Billed high amounts for auto start/stop machines

I’ve been migrating a high traffic service from AWS Lambda to fly.io and have been conducting performance tests.

Each request is handled in a single container, so I spun up ~440 machines of shared-cpu-4x type, with auto_start/stop_machines=true, hard/soft_limits=1 in fly.toml.

I was under the impression that I was only billed for the period during which the VM runs, however after running a 20 minute performance test which involved ramping up a load of 10 concurrent requests to 430 concurrent requests, I ended up with a rather unexpectedly large bill of $77:

I believe I’m being billed for suspended VMs as well, or VMs aren’t actually marked as idle once they’ve been provisioned or they’ve handled a request. However, since the usage data on the dashboard isn’t granular enough, I have no way to confirm that this is indeed the case, or if there is another billing issue.

Can anyone help me understand what happened here?
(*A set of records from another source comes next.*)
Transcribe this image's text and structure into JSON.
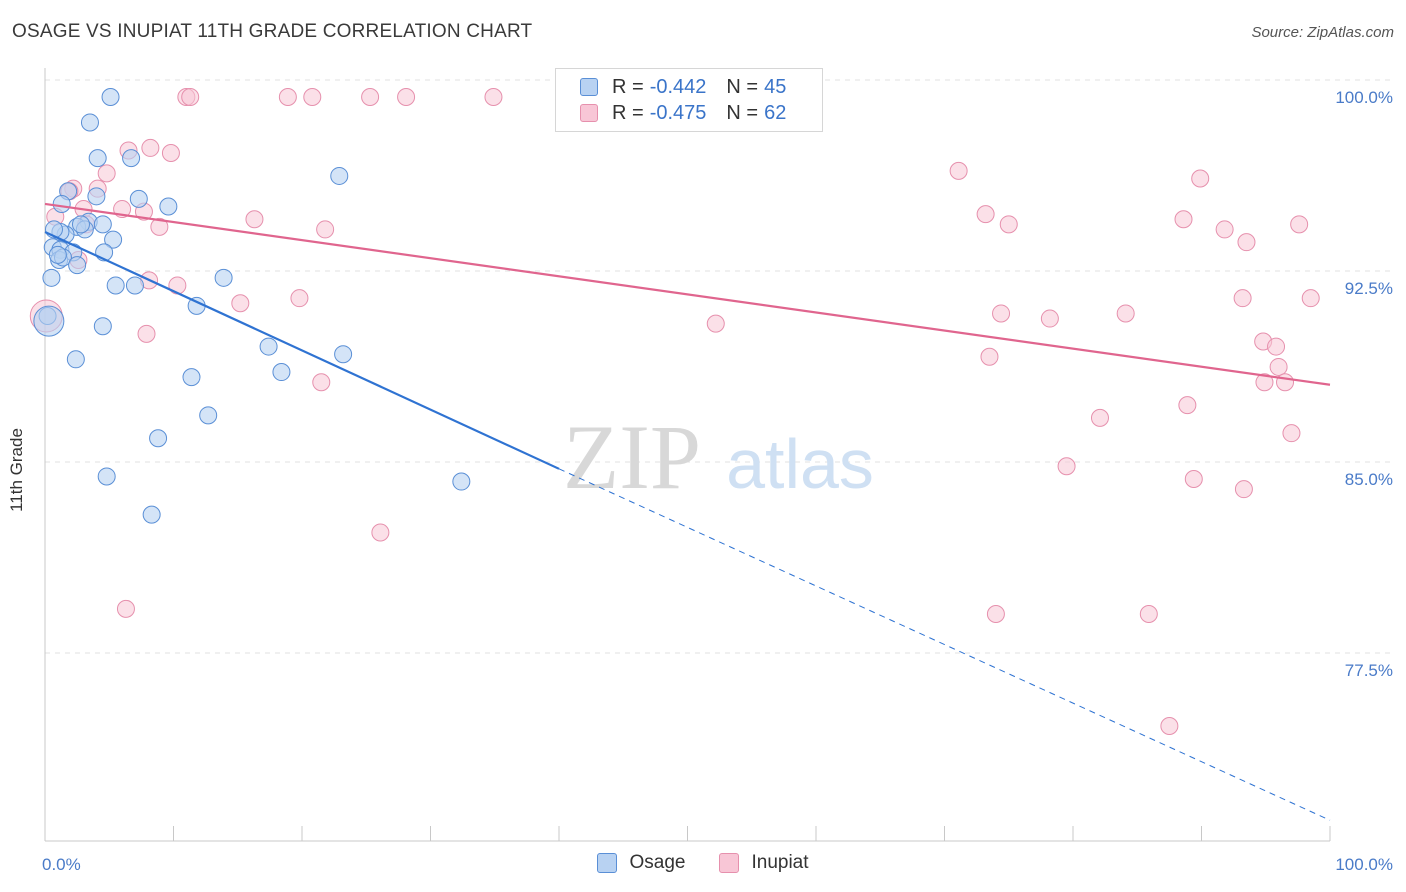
{
  "title": "OSAGE VS INUPIAT 11TH GRADE CORRELATION CHART",
  "source": "Source: ZipAtlas.com",
  "watermark": {
    "zip": "ZIP",
    "atlas": "atlas"
  },
  "colors": {
    "osage_fill": "#b8d2f2",
    "osage_stroke": "#5a8fd6",
    "osage_line": "#2f73d2",
    "inupiat_fill": "#f8c6d6",
    "inupiat_stroke": "#e690ad",
    "inupiat_line": "#e0658e",
    "tick_text": "#4a7bc8",
    "grid": "#e2e2e2"
  },
  "legend": {
    "osage": {
      "r_label": "R = ",
      "r_value": "-0.442",
      "n_label": "N = ",
      "n_value": "45"
    },
    "inupiat": {
      "r_label": "R = ",
      "r_value": "-0.475",
      "n_label": "N = ",
      "n_value": "62"
    }
  },
  "chart_data": {
    "type": "scatter",
    "title": "OSAGE VS INUPIAT 11TH GRADE CORRELATION CHART",
    "xlabel": "",
    "ylabel": "11th Grade",
    "xlim": [
      0,
      100
    ],
    "ylim": [
      70.5,
      101
    ],
    "x_tick_labels": [
      "0.0%",
      "100.0%"
    ],
    "y_ticks": [
      100,
      92.5,
      85,
      77.5
    ],
    "y_tick_labels": [
      "100.0%",
      "92.5%",
      "85.0%",
      "77.5%"
    ],
    "grid": true,
    "legend_placement": "top-center",
    "series": [
      {
        "name": "Osage",
        "points": [
          [
            5.1,
            100.0
          ],
          [
            3.5,
            99.0
          ],
          [
            4.1,
            97.6
          ],
          [
            6.7,
            97.6
          ],
          [
            22.9,
            96.9
          ],
          [
            1.8,
            96.3
          ],
          [
            7.3,
            96.0
          ],
          [
            4.0,
            96.1
          ],
          [
            1.3,
            95.8
          ],
          [
            9.6,
            95.7
          ],
          [
            3.4,
            95.1
          ],
          [
            4.5,
            95.0
          ],
          [
            2.5,
            94.9
          ],
          [
            3.1,
            94.8
          ],
          [
            1.6,
            94.6
          ],
          [
            1.2,
            94.7
          ],
          [
            5.3,
            94.4
          ],
          [
            0.6,
            94.1
          ],
          [
            1.2,
            94.0
          ],
          [
            4.6,
            93.9
          ],
          [
            2.2,
            93.9
          ],
          [
            1.1,
            93.6
          ],
          [
            1.4,
            93.7
          ],
          [
            2.5,
            93.4
          ],
          [
            0.5,
            92.9
          ],
          [
            13.9,
            92.9
          ],
          [
            5.5,
            92.6
          ],
          [
            7.0,
            92.6
          ],
          [
            11.8,
            91.8
          ],
          [
            0.2,
            91.4
          ],
          [
            4.5,
            91.0
          ],
          [
            17.4,
            90.2
          ],
          [
            2.4,
            89.7
          ],
          [
            23.2,
            89.9
          ],
          [
            18.4,
            89.2
          ],
          [
            11.4,
            89.0
          ],
          [
            12.7,
            87.5
          ],
          [
            8.8,
            86.6
          ],
          [
            4.8,
            85.1
          ],
          [
            32.4,
            84.9
          ],
          [
            8.3,
            83.6
          ],
          [
            0.7,
            94.8
          ],
          [
            2.8,
            95.0
          ],
          [
            1.0,
            93.8
          ],
          [
            0.3,
            91.2
          ]
        ]
      },
      {
        "name": "Inupiat",
        "points": [
          [
            11.0,
            100.0
          ],
          [
            11.3,
            100.0
          ],
          [
            18.9,
            100.0
          ],
          [
            20.8,
            100.0
          ],
          [
            25.3,
            100.0
          ],
          [
            28.1,
            100.0
          ],
          [
            34.9,
            100.0
          ],
          [
            47.2,
            100.0
          ],
          [
            6.5,
            97.9
          ],
          [
            8.2,
            98.0
          ],
          [
            9.8,
            97.8
          ],
          [
            4.8,
            97.0
          ],
          [
            2.2,
            96.4
          ],
          [
            1.9,
            96.3
          ],
          [
            4.1,
            96.4
          ],
          [
            3.0,
            95.6
          ],
          [
            6.0,
            95.6
          ],
          [
            7.7,
            95.5
          ],
          [
            0.8,
            95.3
          ],
          [
            16.3,
            95.2
          ],
          [
            3.2,
            95.0
          ],
          [
            8.9,
            94.9
          ],
          [
            21.8,
            94.8
          ],
          [
            73.2,
            95.4
          ],
          [
            75.0,
            95.0
          ],
          [
            88.6,
            95.2
          ],
          [
            91.8,
            94.8
          ],
          [
            97.6,
            95.0
          ],
          [
            93.5,
            94.3
          ],
          [
            2.6,
            93.6
          ],
          [
            8.1,
            92.8
          ],
          [
            10.3,
            92.6
          ],
          [
            71.1,
            97.1
          ],
          [
            89.9,
            96.8
          ],
          [
            15.2,
            91.9
          ],
          [
            19.8,
            92.1
          ],
          [
            74.4,
            91.5
          ],
          [
            84.1,
            91.5
          ],
          [
            93.2,
            92.1
          ],
          [
            98.5,
            92.1
          ],
          [
            78.2,
            91.3
          ],
          [
            52.2,
            91.1
          ],
          [
            94.8,
            90.4
          ],
          [
            95.8,
            90.2
          ],
          [
            7.9,
            90.7
          ],
          [
            73.5,
            89.8
          ],
          [
            96.0,
            89.4
          ],
          [
            94.9,
            88.8
          ],
          [
            96.5,
            88.8
          ],
          [
            21.5,
            88.8
          ],
          [
            88.9,
            87.9
          ],
          [
            82.1,
            87.4
          ],
          [
            97.0,
            86.8
          ],
          [
            79.5,
            85.5
          ],
          [
            89.4,
            85.0
          ],
          [
            93.3,
            84.6
          ],
          [
            26.1,
            82.9
          ],
          [
            6.3,
            79.9
          ],
          [
            74.0,
            79.7
          ],
          [
            85.9,
            79.7
          ],
          [
            87.5,
            75.3
          ],
          [
            0.1,
            91.4
          ]
        ]
      }
    ],
    "trend_lines": [
      {
        "name": "Osage",
        "x_solid": [
          0,
          40
        ],
        "y_solid": [
          94.7,
          85.4
        ],
        "x_dashed": [
          40,
          100
        ],
        "y_dashed": [
          85.4,
          71.6
        ]
      },
      {
        "name": "Inupiat",
        "x": [
          0,
          100
        ],
        "y": [
          95.8,
          88.7
        ]
      }
    ]
  },
  "bottom_legend": [
    {
      "label": "Osage"
    },
    {
      "label": "Inupiat"
    }
  ]
}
Thanks in advance for your time.

1 Like

Do you have the auto_stop feature setup in your fly.toml?

You have to exit the main process to let fly.io know the machine can shut down.

Do you have health checks setup? You may want to try turning them off for your purpose, though I don’t think they keep the machine alive.

These are VMs, not containers, and not lambdas. So there is overhead of spinning them up as well, depending on how fast they are ready that can eat into your time. Smaller and lighter Dockerfile image may help here.

You may want to contact billing for more information.

Hi @Biswas

To clarify, you still pay for the server when it’s idle. You stop paying when the server stops.

When using the auto stop feature, it doesn’t stop all the servers at once. It stops them slowly over time.

fly provides a Grafana dashboard that you can use at https://fly-metrics.net/

You can check to see the history of how many servers were running at any point using this link
https://fly-metrics.net/explore?left={"datasource":"prometheus_on_fly","queries":[{"refId":"A","datasource":{"type":"prometheus","uid":"prometheus_on_fly"},"editorMode":"builder","expr":"sum(fly_instance_up)","legendFormat":"__auto","range":true,"instant":true}],"range":{"from":"now-1h","to":"now"}}

If you’ve got multiple apps, you’ll need to select app in the label filters and enter the desired app name as the value.

The reply from @charsleysa suggests that machines are shut down eventually.

Are they shut down eventually if the app process keeps running, but shut down immediately if the app process exits?

Somewhat related to this, I faced a few HTTP 502 errors when running performance tests. Is this usually because fly was unable to provision a machine (after all, allocated machines are not provisioned immediately), or is it because the app didn’t start up in time?

If it’s the latter I’m wondering whether health checks may be helpful here.

This topic was automatically closed 7 days after the last reply. New replies are no longer allowed.